If you’re a family of four or more, you might want to put some aside for tomorrow’s lunch because if you leave them out, they will all get eaten. Three pizzas was the perfect amount for my family. It was just the right amount for an after school snack with some leftovers for their lunch the next day. If you don’t finish them, you can store them in the fridge in an airtight container or ziplock bag up to four days.
Veggie Pizza Cups
- 1 tablespoon extra virgin olive oil
- 1/3 cup white onion, chopped
- 4 roma tomatoes, minced
- 1 teaspoon garlic salt
- 1 teaspoon dried oregano
- 1/2 cup water
- 3 cups shredded Monterey jack cheese
- 1 8oz package white mushrooms, stems removed, chopped
- 1 1/2 cup spinach, chopped
- 3 Flatout Flatbread pizza crusts
- In a medium pan, heat olive oil over medium heat and saute onions with tomato for 3-5 minutes. Add garlic salt and dried oregano; stir well. Add half a cup of water; stir well again and let it simmer for 5-10 minutes uncovered or until the liquid has reduced by at least half. Turn off the heat, let the sofrito cool while you clean and chop the spinach and mushrooms.

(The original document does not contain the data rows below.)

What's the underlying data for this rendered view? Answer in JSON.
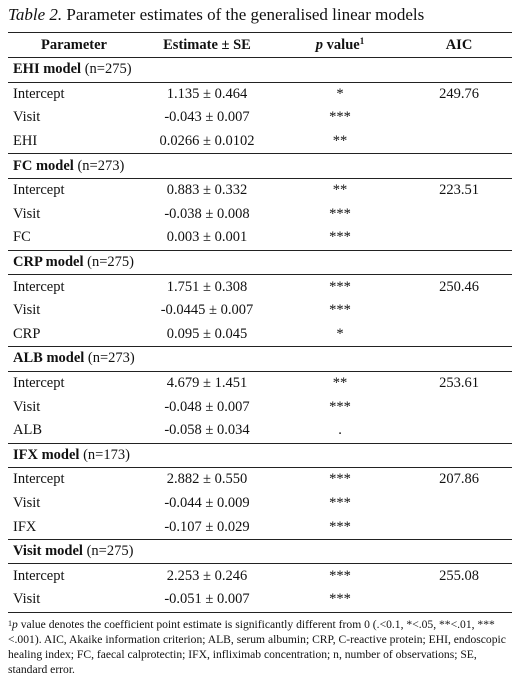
{
  "caption": {
    "label": "Table 2.",
    "title": "Parameter estimates of the generalised linear models"
  },
  "header": {
    "parameter": "Parameter",
    "estimate": "Estimate ± SE",
    "p_value_italic": "p",
    "p_value_rest": " value",
    "p_value_sup": "1",
    "aic": "AIC"
  },
  "groups": [
    {
      "name": "EHI model",
      "n": " (n=275)",
      "rows": [
        {
          "parameter": "Intercept",
          "estimate": "1.135 ± 0.464",
          "p": "*",
          "aic": "249.76"
        },
        {
          "parameter": "Visit",
          "estimate": "-0.043 ± 0.007",
          "p": "***",
          "aic": ""
        },
        {
          "parameter": "EHI",
          "estimate": "0.0266 ± 0.0102",
          "p": "**",
          "aic": ""
        }
      ]
    },
    {
      "name": "FC model",
      "n": " (n=273)",
      "rows": [
        {
          "parameter": "Intercept",
          "estimate": "0.883 ± 0.332",
          "p": "**",
          "aic": "223.51"
        },
        {
          "parameter": "Visit",
          "estimate": "-0.038 ± 0.008",
          "p": "***",
          "aic": ""
        },
        {
          "parameter": "FC",
          "estimate": "0.003 ± 0.001",
          "p": "***",
          "aic": ""
        }
      ]
    },
    {
      "name": "CRP model",
      "n": " (n=275)",
      "rows": [
        {
          "parameter": "Intercept",
          "estimate": "1.751 ± 0.308",
          "p": "***",
          "aic": "250.46"
        },
        {
          "parameter": "Visit",
          "estimate": "-0.0445 ± 0.007",
          "p": "***",
          "aic": ""
        },
        {
          "parameter": "CRP",
          "estimate": "0.095 ± 0.045",
          "p": "*",
          "aic": ""
        }
      ]
    },
    {
      "name": "ALB model",
      "n": " (n=273)",
      "rows": [
        {
          "parameter": "Intercept",
          "estimate": "4.679 ± 1.451",
          "p": "**",
          "aic": "253.61"
        },
        {
          "parameter": "Visit",
          "estimate": "-0.048 ± 0.007",
          "p": "***",
          "aic": ""
        },
        {
          "parameter": "ALB",
          "estimate": "-0.058 ± 0.034",
          "p": ".",
          "aic": ""
        }
      ]
    },
    {
      "name": "IFX model",
      "n": " (n=173)",
      "rows": [
        {
          "parameter": "Intercept",
          "estimate": "2.882 ± 0.550",
          "p": "***",
          "aic": "207.86"
        },
        {
          "parameter": "Visit",
          "estimate": "-0.044 ± 0.009",
          "p": "***",
          "aic": ""
        },
        {
          "parameter": "IFX",
          "estimate": "-0.107 ± 0.029",
          "p": "***",
          "aic": ""
        }
      ]
    },
    {
      "name": "Visit model",
      "n": " (n=275)",
      "rows": [
        {
          "parameter": "Intercept",
          "estimate": "2.253 ± 0.246",
          "p": "***",
          "aic": "255.08"
        },
        {
          "parameter": "Visit",
          "estimate": "-0.051 ± 0.007",
          "p": "***",
          "aic": ""
        }
      ]
    }
  ],
  "footnote": {
    "sup": "1",
    "p_italic": "p",
    "text": " value denotes the coefficient point estimate is significantly different from 0 (.<0.1, *<.05, **<.01, ***<.001). AIC, Akaike information criterion; ALB, serum albumin; CRP, C-reactive protein; EHI, endoscopic healing index; FC, faecal calprotectin; IFX, infliximab concentration; n, number of observations; SE, standard error."
  }
}
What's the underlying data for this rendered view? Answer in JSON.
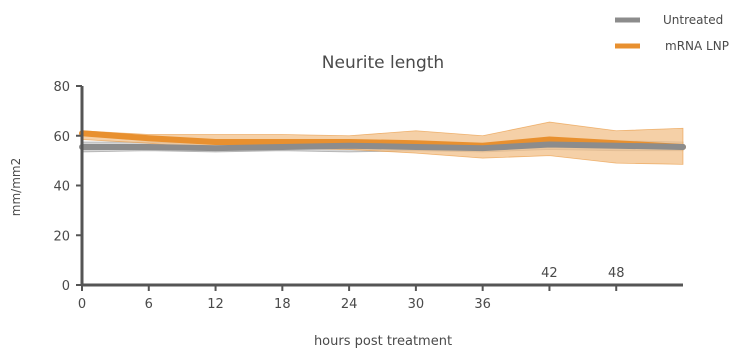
{
  "chart_data": {
    "type": "line",
    "title": "Neurite length",
    "xlabel": "hours post treatment",
    "ylabel": "mm/mm2",
    "ylim": [
      0,
      80
    ],
    "xlim": [
      0,
      54
    ],
    "x_ticks": [
      0,
      6,
      12,
      18,
      24,
      30,
      36,
      42,
      48
    ],
    "y_ticks": [
      0,
      20,
      40,
      60,
      80
    ],
    "legend_position": "top-right",
    "grid": false,
    "x": [
      0,
      6,
      12,
      18,
      24,
      30,
      36,
      42,
      48,
      54
    ],
    "series": [
      {
        "name": "Untreated",
        "color": "#8c8c8c",
        "band_color": "#cfcfcf",
        "values": [
          55.5,
          55.5,
          55.0,
          55.5,
          56.0,
          55.5,
          55.0,
          56.5,
          56.0,
          55.5
        ],
        "lower": [
          53.5,
          54.0,
          53.5,
          54.0,
          53.5,
          54.0,
          53.5,
          54.5,
          54.0,
          54.0
        ],
        "upper": [
          57.5,
          57.5,
          57.0,
          57.5,
          58.5,
          57.5,
          57.0,
          58.5,
          58.0,
          57.5
        ]
      },
      {
        "name": "mRNA LNP",
        "color": "#e8902f",
        "band_color": "#f1c089",
        "values": [
          61.0,
          59.0,
          57.5,
          57.5,
          57.5,
          57.0,
          56.0,
          58.5,
          57.0,
          55.5
        ],
        "lower": [
          58.5,
          57.0,
          54.5,
          55.0,
          54.5,
          53.0,
          51.0,
          52.0,
          49.0,
          48.5
        ],
        "upper": [
          62.0,
          60.5,
          60.5,
          60.5,
          60.0,
          62.0,
          60.0,
          65.5,
          62.0,
          63.0
        ]
      }
    ]
  }
}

- Meanwhile, preheat oven to 350 degrees. When you’re done chopping and prepping the rest of the ingredients, puree the sofrito.
- Lay out a pizza flatbread and start building a pizza as you normally would. Start by spreading a thin layer of the sauce on the pizza crust, then top with 1/3 of the shredded cheese, then 1/3 each of the remaining ingredients. Cut pizza into eight equally sized squares with a pizza cutter.
- Spray two mini muffin pans with an oil spray to help keep the veggie pizza cups from sticking when you bake them.
- Pick up one square at a time by holding up the corners and gently press the bottom part into the mini muffin cups.
- Bake them in the oven at 350 degrees for 15 minutes. Let them rest for a couple minutes then remove them from the muffin pan with a small flat butter knife or spoon and let them cool another 3-5 minutes.
You will need two mini muffin pans for this recipe.
For each (12 cup) muffin pan, you will need one and a half pizza crusts.
Also, they might still stick a little because the cheese does tend to seep out, but don’t worry, they will firm up once they start cooling.